Wherever it is in the London A-Z it’s hardly a safe place for Guillam, given the sullen distrust of the latest espionage generation towards their grandfathers, and the overt dislike the old men feel for the inhabitants of the garish new headquarters at Vauxhall, on the south bank of the Thames. All the more welcoming then, for the reader, is the bond of trust between Guillam and that austere housekeeper who knows her trade. Having practised it for half a century, she’s a match for the bullies she now serves.
Like many writers, le Carré’s early narrative was sumptuous in the wealth of its description of the places and the people and the institutions that framed his wonderful tales of betrayal. Like most writers, the detail grows less dense in the late work. But that thinning out of the narrative texture shows just what a great writer of fiction he is. Bedevilled at various stages of his career by moderate ill-wishers who wanted to confine him to the achievement of ‘genre writing’, le Carré has deliberately avoided any confrontation with literary prizes, not to be humiliated. I remember a publisher of mine telling me ten years ago that surely le Carré was not of the top category. I should have protested more.
What A Legacy reveals is the trope at the heart of le Carré, and that’s why his work is really worth reading.

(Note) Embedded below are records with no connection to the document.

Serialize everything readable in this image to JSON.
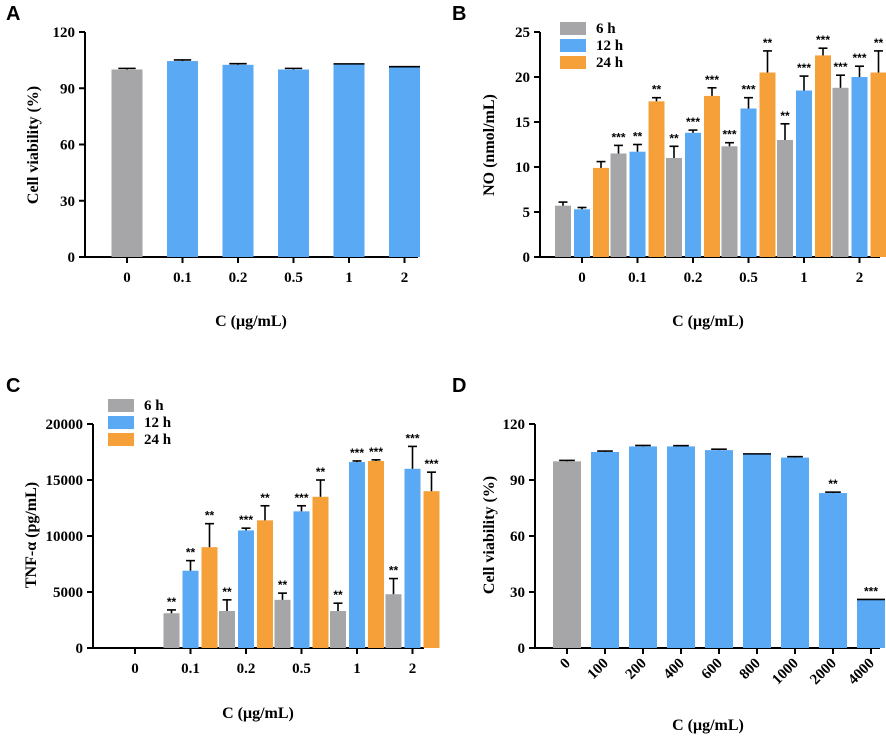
{
  "colors": {
    "gray": "#a6a6a8",
    "blue": "#5aa9f5",
    "orange": "#f6a03a"
  },
  "chart_data": [
    {
      "panel": "A",
      "type": "bar",
      "title": "",
      "xlabel": "C (μg/mL)",
      "ylabel": "Cell viability (%)",
      "ylim": [
        0,
        120
      ],
      "yticks": [
        0,
        30,
        60,
        90,
        120
      ],
      "categories": [
        "0",
        "0.1",
        "0.2",
        "0.5",
        "1",
        "2"
      ],
      "series": [
        {
          "name": "viability",
          "values": [
            100,
            104.5,
            102.5,
            100,
            103,
            101.5
          ],
          "errors": [
            0.6,
            0.6,
            0.6,
            0.6,
            0,
            0
          ],
          "colors": [
            "gray",
            "blue",
            "blue",
            "blue",
            "blue",
            "blue"
          ]
        }
      ]
    },
    {
      "panel": "B",
      "type": "bar",
      "title": "",
      "xlabel": "C (μg/mL)",
      "ylabel": "NO (nmol/mL)",
      "ylim": [
        0,
        25
      ],
      "yticks": [
        0,
        5,
        10,
        15,
        20,
        25
      ],
      "categories": [
        "0",
        "0.1",
        "0.2",
        "0.5",
        "1",
        "2"
      ],
      "legend": [
        "6 h",
        "12 h",
        "24 h"
      ],
      "series": [
        {
          "name": "6 h",
          "color": "gray",
          "values": [
            5.7,
            11.5,
            11.0,
            12.3,
            13.0,
            18.8
          ],
          "errors": [
            0.4,
            0.9,
            1.3,
            0.4,
            1.8,
            1.4
          ],
          "sig": [
            "",
            "***",
            "**",
            "***",
            "**",
            "***"
          ]
        },
        {
          "name": "12 h",
          "color": "blue",
          "values": [
            5.3,
            11.7,
            13.8,
            16.5,
            18.5,
            20.0
          ],
          "errors": [
            0.2,
            0.8,
            0.3,
            1.2,
            1.6,
            1.2
          ],
          "sig": [
            "",
            "**",
            "***",
            "***",
            "***",
            "***"
          ]
        },
        {
          "name": "24 h",
          "color": "orange",
          "values": [
            9.9,
            17.3,
            17.9,
            20.5,
            22.4,
            20.5
          ],
          "errors": [
            0.7,
            0.4,
            0.9,
            2.4,
            0.8,
            2.4
          ],
          "sig": [
            "",
            "**",
            "***",
            "**",
            "***",
            "**"
          ]
        }
      ]
    },
    {
      "panel": "C",
      "type": "bar",
      "title": "",
      "xlabel": "C (μg/mL)",
      "ylabel": "TNF-α (pg/mL)",
      "ylim": [
        0,
        20000
      ],
      "yticks": [
        0,
        5000,
        10000,
        15000,
        20000
      ],
      "categories": [
        "0",
        "0.1",
        "0.2",
        "0.5",
        "1",
        "2"
      ],
      "legend": [
        "6 h",
        "12 h",
        "24 h"
      ],
      "series": [
        {
          "name": "6 h",
          "color": "gray",
          "values": [
            0,
            3100,
            3300,
            4300,
            3300,
            4800
          ],
          "errors": [
            0,
            300,
            1000,
            600,
            700,
            1400
          ],
          "sig": [
            "",
            "**",
            "**",
            "**",
            "**",
            "**"
          ]
        },
        {
          "name": "12 h",
          "color": "blue",
          "values": [
            0,
            6900,
            10500,
            12200,
            16600,
            16000
          ],
          "errors": [
            0,
            900,
            200,
            500,
            100,
            2000
          ],
          "sig": [
            "",
            "**",
            "***",
            "***",
            "***",
            "***"
          ]
        },
        {
          "name": "24 h",
          "color": "orange",
          "values": [
            0,
            9000,
            11400,
            13500,
            16700,
            14000
          ],
          "errors": [
            0,
            2100,
            1300,
            1500,
            100,
            1700
          ],
          "sig": [
            "",
            "**",
            "**",
            "**",
            "***",
            "***"
          ]
        }
      ]
    },
    {
      "panel": "D",
      "type": "bar",
      "title": "",
      "xlabel": "C (μg/mL)",
      "ylabel": "Cell viability (%)",
      "ylim": [
        0,
        120
      ],
      "yticks": [
        0,
        30,
        60,
        90,
        120
      ],
      "categories": [
        "0",
        "100",
        "200",
        "400",
        "600",
        "800",
        "1000",
        "2000",
        "4000"
      ],
      "rotate_xticks": true,
      "series": [
        {
          "name": "viability",
          "values": [
            100,
            105,
            108,
            108,
            106,
            104,
            102,
            83,
            26
          ],
          "errors": [
            0.5,
            0.5,
            0.5,
            0.4,
            0.5,
            0,
            0.5,
            0.5,
            0
          ],
          "colors": [
            "gray",
            "blue",
            "blue",
            "blue",
            "blue",
            "blue",
            "blue",
            "blue",
            "blue"
          ],
          "sig": [
            "",
            "",
            "",
            "",
            "",
            "",
            "",
            "**",
            "***"
          ]
        }
      ]
    }
  ]
}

It’s a trope embedded in the most ancient of stories, as when Theseus leads Ariadne out of the Maze, rescuing her from the Minataur by trailing behind him a piece of string. Couple that then with the passion of Theseus as Ariadne’s lover. The transformation, the almost Nietzschean transvaluation of all values,that Guillam and ‘Tulip’ undergo in their single night together is so intense, that, despite less than half a page of description, it is the novel’s key passage.
Supposing you believed in love and trust, and found, as you entered your final years, that your life had been devoted to betraying them. You might reach for your writerly gift one more time, to spell it out: the problem of belonging, and identity, and of the Establishment, and of the group within a group, set in a political context dependent on the rhetoric of freedom and justice, in which you have to go on believing, although life to date hasn’t exactly shown them to be flourishing, even on the better side in the Cold War.
That I suspect is le Carré’s private legacy, along with a deep, deep knowledge of what made grey, remote and mysterious East Germany tick. It was never Russia he knew, but, as a linguist, and a secret commentator and connoisseur, the GDR.